I sure did expect that the global financial crisis would somehow touch people’s lives in very personal ways. But International Herald Tribune's story (January 1, 2009) on how the crisis in the US is turning divorce on its head shocked me.
In normal times, divorcing couples sell their house and divide what is left after paying the mortgage. Or a partner buys out the other to maintain possession of the house. Then each one moves on with his or her life. But with the collapse of the house prices, many couples find that the values of their homes are less than what they owe the banks. There is no money to divide if they have to sell the house. There is no money to start afresh.

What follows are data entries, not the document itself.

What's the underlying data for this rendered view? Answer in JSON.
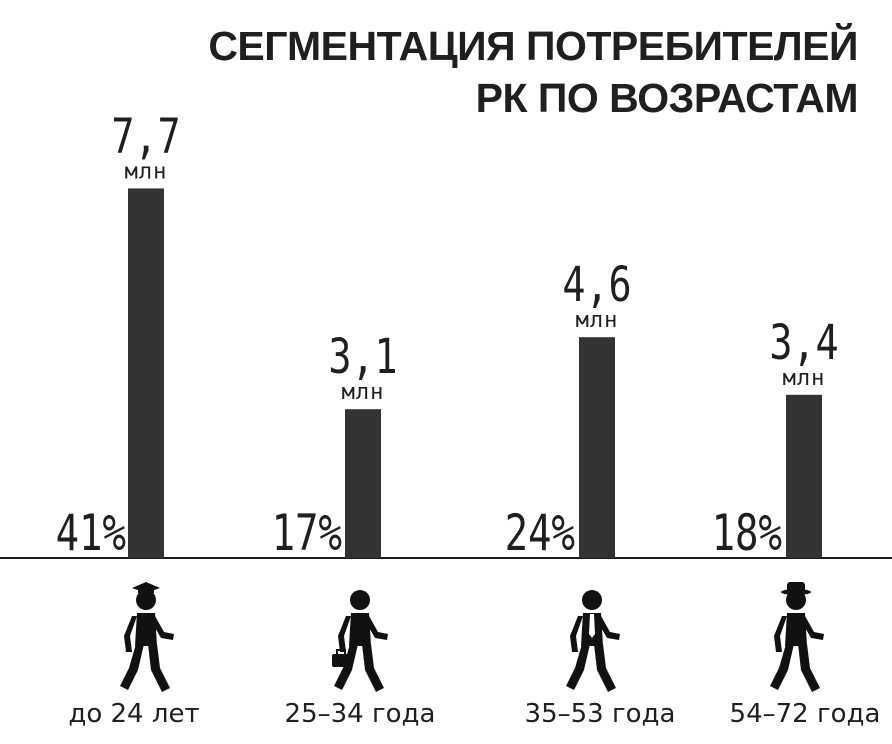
{
  "title_line1": "СЕГМЕНТАЦИЯ ПОТРЕБИТЕЛЕЙ",
  "title_line2": "РК ПО ВОЗРАСТАМ",
  "colors": {
    "bar": "#333333",
    "text": "#1f1f1f",
    "baseline": "#1a1a1a",
    "icon": "#111111"
  },
  "chart_data": {
    "type": "bar",
    "title": "СЕГМЕНТАЦИЯ ПОТРЕБИТЕЛЕЙ РК ПО ВОЗРАСТАМ",
    "categories": [
      "до 24 лет",
      "25–34 года",
      "35–53 года",
      "54–72 года"
    ],
    "values": [
      7.7,
      3.1,
      4.6,
      3.4
    ],
    "value_labels": [
      "7,7",
      "3,1",
      "4,6",
      "3,4"
    ],
    "unit": "млн",
    "percent_labels": [
      "41%",
      "17%",
      "24%",
      "18%"
    ],
    "icons": [
      "graduate-walking-icon",
      "businessman-with-briefcase-icon",
      "man-in-tie-icon",
      "elderly-man-with-hat-icon"
    ],
    "ylim": [
      0,
      8.5
    ],
    "grid": false,
    "legend": "none"
  }
}
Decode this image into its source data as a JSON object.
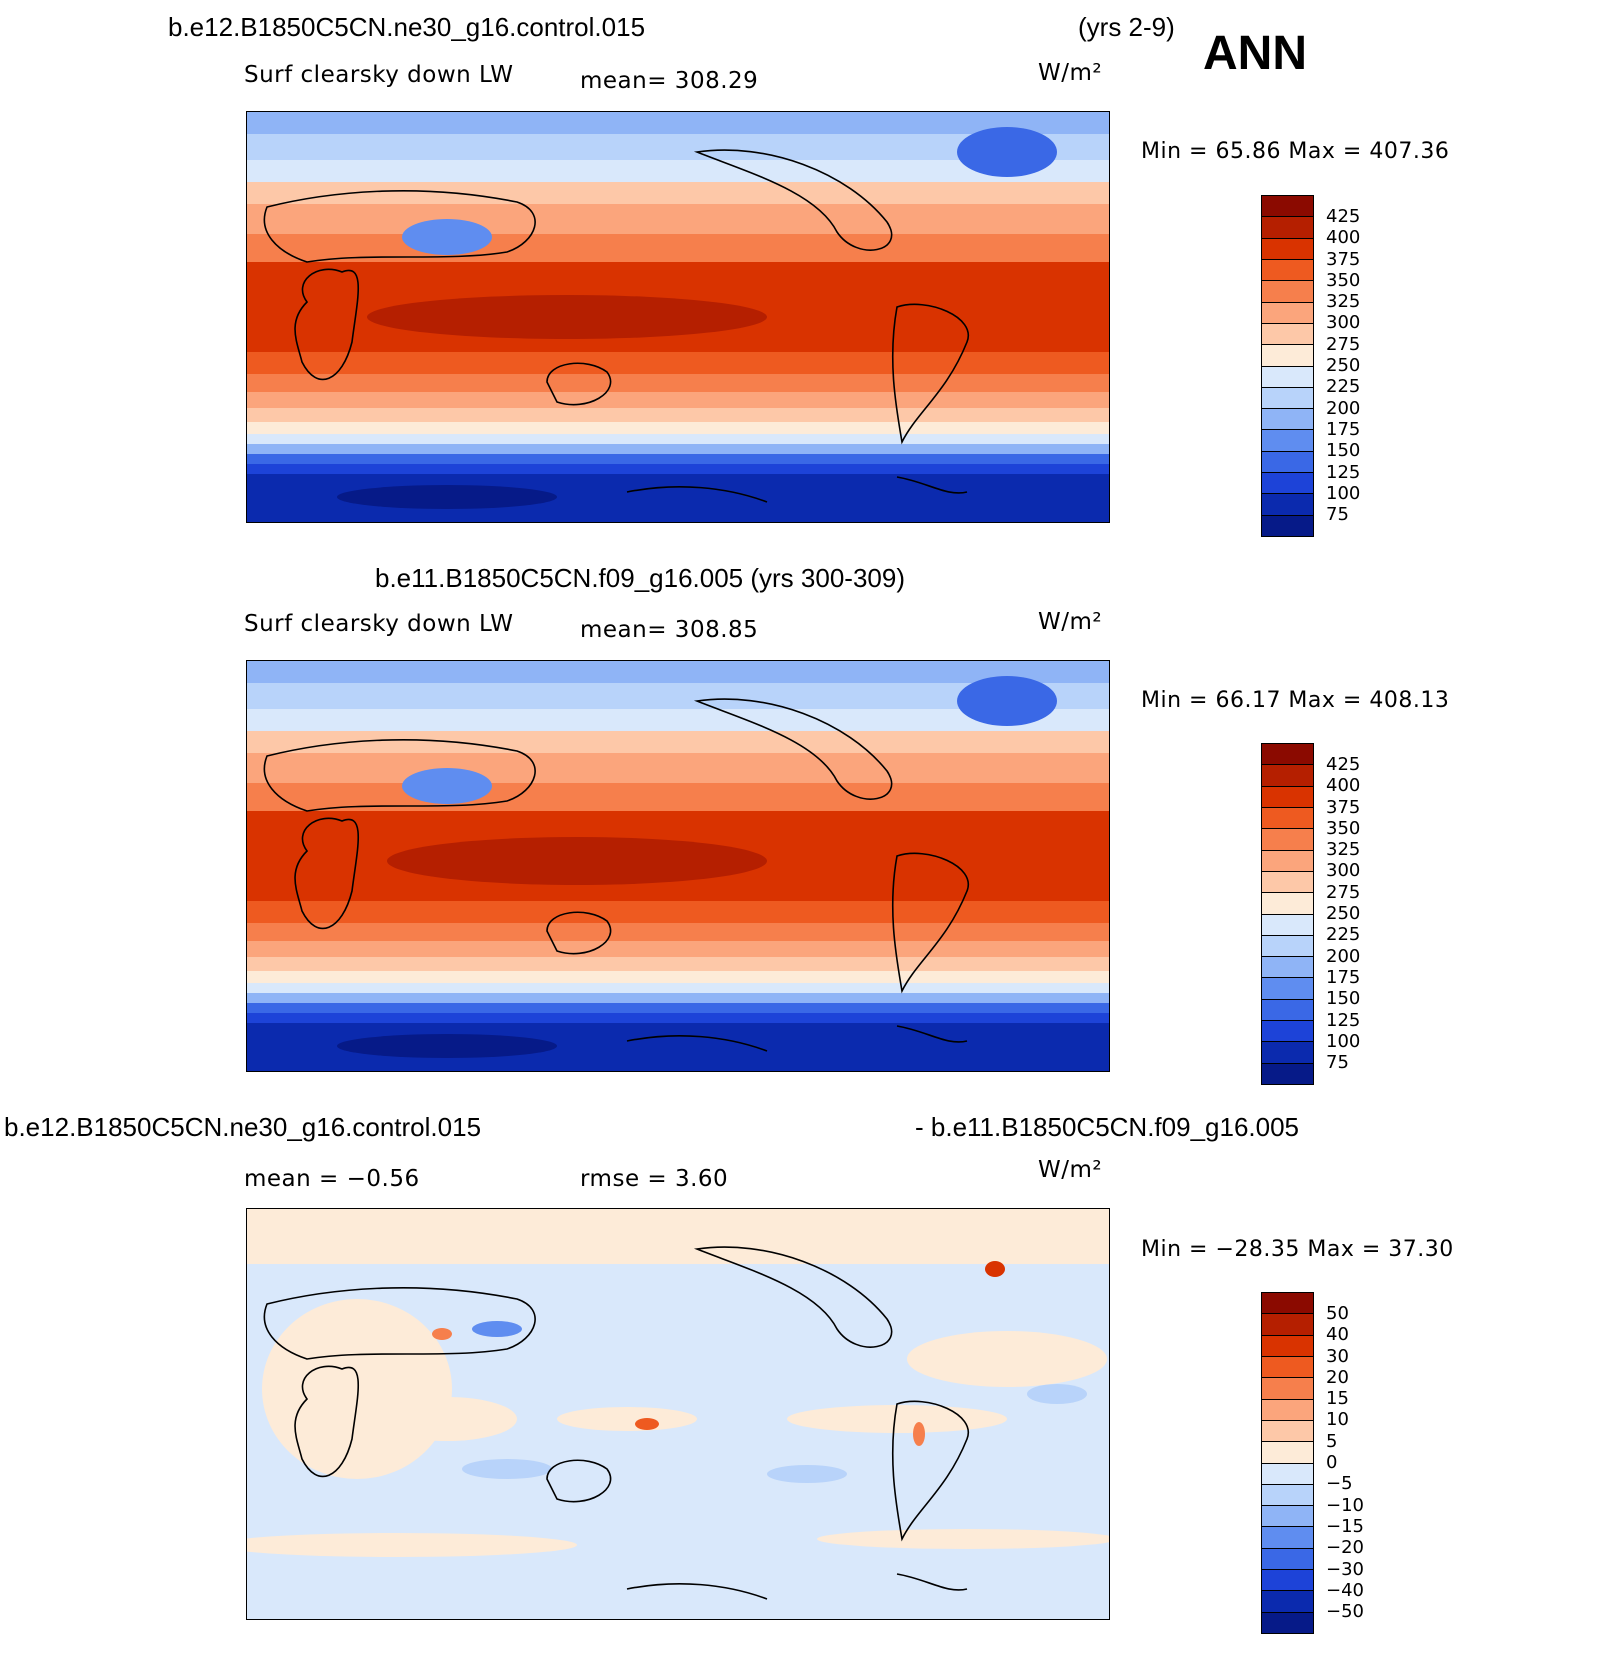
{
  "season": "ANN",
  "units": "W/m²",
  "panels": [
    {
      "case": "b.e12.B1850C5CN.ne30_g16.control.015",
      "years": "(yrs 2-9)",
      "variable": "Surf clearsky down LW",
      "mean": "mean=  308.29",
      "minmax": "Min =   65.86  Max  =  407.36",
      "levels": [
        "425",
        "400",
        "375",
        "350",
        "325",
        "300",
        "275",
        "250",
        "225",
        "200",
        "175",
        "150",
        "125",
        "100",
        "75"
      ]
    },
    {
      "case": "b.e11.B1850C5CN.f09_g16.005 (yrs 300-309)",
      "variable": "Surf clearsky down LW",
      "mean": "mean=  308.85",
      "minmax": "Min =   66.17  Max  =  408.13",
      "levels": [
        "425",
        "400",
        "375",
        "350",
        "325",
        "300",
        "275",
        "250",
        "225",
        "200",
        "175",
        "150",
        "125",
        "100",
        "75"
      ]
    },
    {
      "case_left": "b.e12.B1850C5CN.ne30_g16.control.015",
      "case_right": "- b.e11.B1850C5CN.f09_g16.005",
      "mean": "mean =   −0.56",
      "rmse": "rmse =    3.60",
      "minmax": "Min = −28.35  Max =   37.30",
      "levels": [
        "50",
        "40",
        "30",
        "20",
        "15",
        "10",
        "5",
        "0",
        "−5",
        "−10",
        "−15",
        "−20",
        "−30",
        "−40",
        "−50"
      ]
    }
  ],
  "colors": {
    "abs_scale": [
      "#8b0a00",
      "#b51f00",
      "#d93300",
      "#ee5a20",
      "#f67f4c",
      "#fba57c",
      "#fdc8a8",
      "#fdebd8",
      "#d9e8fb",
      "#b8d3fa",
      "#8fb4f6",
      "#5f8df0",
      "#3a68e6",
      "#1d43d8",
      "#0b2aae",
      "#061a88"
    ],
    "diff_scale": [
      "#8b0a00",
      "#b51f00",
      "#d93300",
      "#ee5a20",
      "#f67f4c",
      "#fba57c",
      "#fdc8a8",
      "#fdebd8",
      "#d9e8fb",
      "#b8d3fa",
      "#8fb4f6",
      "#5f8df0",
      "#3a68e6",
      "#1d43d8",
      "#0b2aae",
      "#061a88"
    ]
  }
}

Result? Some estranged couples, many of them undergoing divorce proceedings, have to continue staying in the same roof. There are cases, the story says, where the husband has to occupy the first floor and the wife the second, with each of them bringing in a new lover, thus adding a new layer of complexity in their relationships.
A tragic dimension to this global financial storm, shall I say.
But let me digress. That story also reminds us what really drives social policy on marriage and divorce. Somehow, economics plays a great part in estranged couples’ decision whether or not to part ways. When a country has reach a point where its economy provides enough economic options for each, or specifically for the women, there would be greater clamor for divorce’s legalization.
In the Philippines, women’s groups have been crying for the legalization of divorce but to no avail. There is simply no political market for such a policy—at least not yet. A suffering partner, most likely the woman, would simply grin and bear a lousy marriage knowing that her life would be economically worse if she leaves the conjugal house. But wait until the country’s per capita GDP has reached a certain level (and let me hazard a guess: 5000 US dollars), and there would be massive clamor for divorce. That seems to be a long way to go, however.